On the racing side of things, Denson sounds like a rider made from the same mould as Cancellera. He was an excellent time-triallest, and used that skill both to help his leader and to win races. On winning, he says, 'For me there is only one way...You make it as hard as you can, you wear the others down, and then you beat them to the line.' He would have been an exciting rider to watch; always trying to get in the break and full of panache.
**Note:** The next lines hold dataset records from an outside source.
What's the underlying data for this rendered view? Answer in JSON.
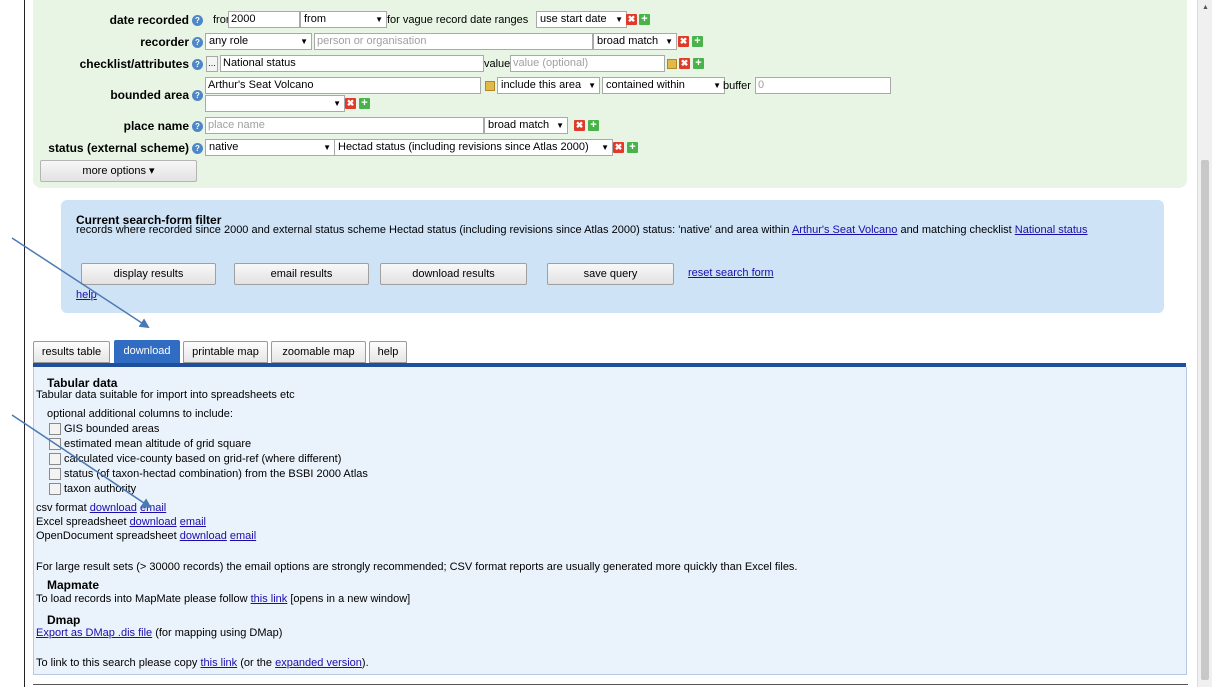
{
  "form": {
    "help_glyph": "?",
    "date_recorded": {
      "label": "date recorded",
      "from_prefix": "from",
      "year_value": "2000",
      "mode_select": "from",
      "vague_text": "for vague record date ranges",
      "vague_select": "use start date"
    },
    "recorder": {
      "label": "recorder",
      "role_select": "any role",
      "person_placeholder": "person or organisation",
      "match_select": "broad match"
    },
    "checklist": {
      "label": "checklist/attributes",
      "ellipsis": "...",
      "value": "National status",
      "value_label": "value",
      "value_placeholder": "value (optional)"
    },
    "bounded_area": {
      "label": "bounded area",
      "value": "Arthur's Seat Volcano",
      "include_select": "include this area",
      "contained_select": "contained within",
      "buffer_label": "buffer",
      "buffer_value": "0",
      "extra_select": ""
    },
    "place_name": {
      "label": "place name",
      "placeholder": "place name",
      "match_select": "broad match"
    },
    "status": {
      "label": "status (external scheme)",
      "status_select": "native",
      "scheme_select": "Hectad status (including revisions since Atlas 2000)"
    },
    "remove_glyph": "✖",
    "add_glyph": "+",
    "more_options": "more options ▾"
  },
  "filter": {
    "title": "Current search-form filter",
    "text_before_area": "records where recorded since 2000 and external status scheme Hectad status (including revisions since Atlas 2000) status: 'native' and area within ",
    "area_link": "Arthur's Seat Volcano",
    "text_before_checklist": " and matching checklist ",
    "checklist_link": "National status",
    "buttons": {
      "display": "display results",
      "email": "email results",
      "download": "download results",
      "save": "save query"
    },
    "reset_link": "reset search form",
    "help_link": "help"
  },
  "tabs": [
    {
      "label": "results table"
    },
    {
      "label": "download",
      "active": true
    },
    {
      "label": "printable map"
    },
    {
      "label": "zoomable map"
    },
    {
      "label": "help"
    }
  ],
  "download": {
    "tabular_heading": "Tabular data",
    "tabular_desc": "Tabular data suitable for import into spreadsheets etc",
    "optional_label": "optional additional columns to include:",
    "options": [
      "GIS bounded areas",
      "estimated mean altitude of grid square",
      "calculated vice-county based on grid-ref (where different)",
      "status (of taxon-hectad combination) from the BSBI 2000 Atlas",
      "taxon authority"
    ],
    "formats": [
      {
        "name": "csv format",
        "download": "download",
        "email": "email"
      },
      {
        "name": "Excel spreadsheet",
        "download": "download",
        "email": "email"
      },
      {
        "name": "OpenDocument spreadsheet",
        "download": "download",
        "email": "email"
      }
    ],
    "large_note": "For large result sets (> 30000 records) the email options are strongly recommended; CSV format reports are usually generated more quickly than Excel files.",
    "mapmate_heading": "Mapmate",
    "mapmate_before": "To load records into MapMate please follow ",
    "mapmate_link": "this link",
    "mapmate_after": " [opens in a new window]",
    "dmap_heading": "Dmap",
    "dmap_link": "Export as DMap .dis file",
    "dmap_after": " (for mapping using DMap)",
    "link_before": "To link to this search please copy ",
    "link_this": "this link",
    "link_middle": " (or the ",
    "link_expanded": "expanded version",
    "link_after": ")."
  },
  "colors": {
    "form_bg": "#e8f5e4",
    "filter_bg": "#cfe3f7",
    "tab_active": "#2f6cc2",
    "annotation_arrow": "#4a7ab5"
  }
}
While he sometimes won, it was more common for him to come second or worse as a member of the successful break, often the one having done most of the work.
The difficulty of being a a British pro is also highlighted by Denson. 'It was not sufficient to be as good as, or even better than a Frenchman or a Belgian rider; an Englishman had to be streets better and work twice as hard to get a place. Then, when you made the team, you had to work harder than anyone else to be among those picked for the big events.' The difficulty was compounded by rules at the time which stated that a team had to be comprised of mainly riders from the country in which it was registered.
Denson also has some great tales from the bunch. In one episode, Anquetil had an omelette in his back pocket but insisted he couldn't eat it without some white wine. So Denson and a teammate got permission from the bunch to drop back and raid a café. All went well until they were spotted on the way back through the team cars by their Directeur Sportif, Raphaël Gémiani, who stopped them and asked, 'Where are you going with that?' Denson responded that Jacques needed a bottle of wine to swill down his hard omelette. 'He's not drinking wine today. It's 92 degrees.' While Géminiani and the team mechanic drank the wine, Denson was forced to return to the bunch and this time get permission to go off the front to do another café raid. That way, he could deliver the wine to Anquetil without being spotted.
|Denson shares beers with his teammates during the '65 Tour|
The book is full of such tales and leaves the reader with a sense of knowing and liking Denson. He comes across as a good person who took risks and lived his dream. And while mostly an uplifting and life-affirming story, it also has melancholy aspects. Denson discusses the death of Tom Simpson, with whom he was great friends, that occurred when they were riding for Great Britain during the '67 Tour. And while not dying in such dramatic circumstances, the passing of his wife, Vi, marks another poignant point in the book. At the age of 60, after her death, Denson rode a '25' in 59'41". Not bad for an old fella. He writes that he felt he had done it in honour of Vi.
The Full Cycle is not the most well-written cycling book you'll ever read but that doesn't really matter as what it lacks in style it more than makes up for in substance. If you are a fan with an interest in the golden age of cycling, you will really enjoy this book.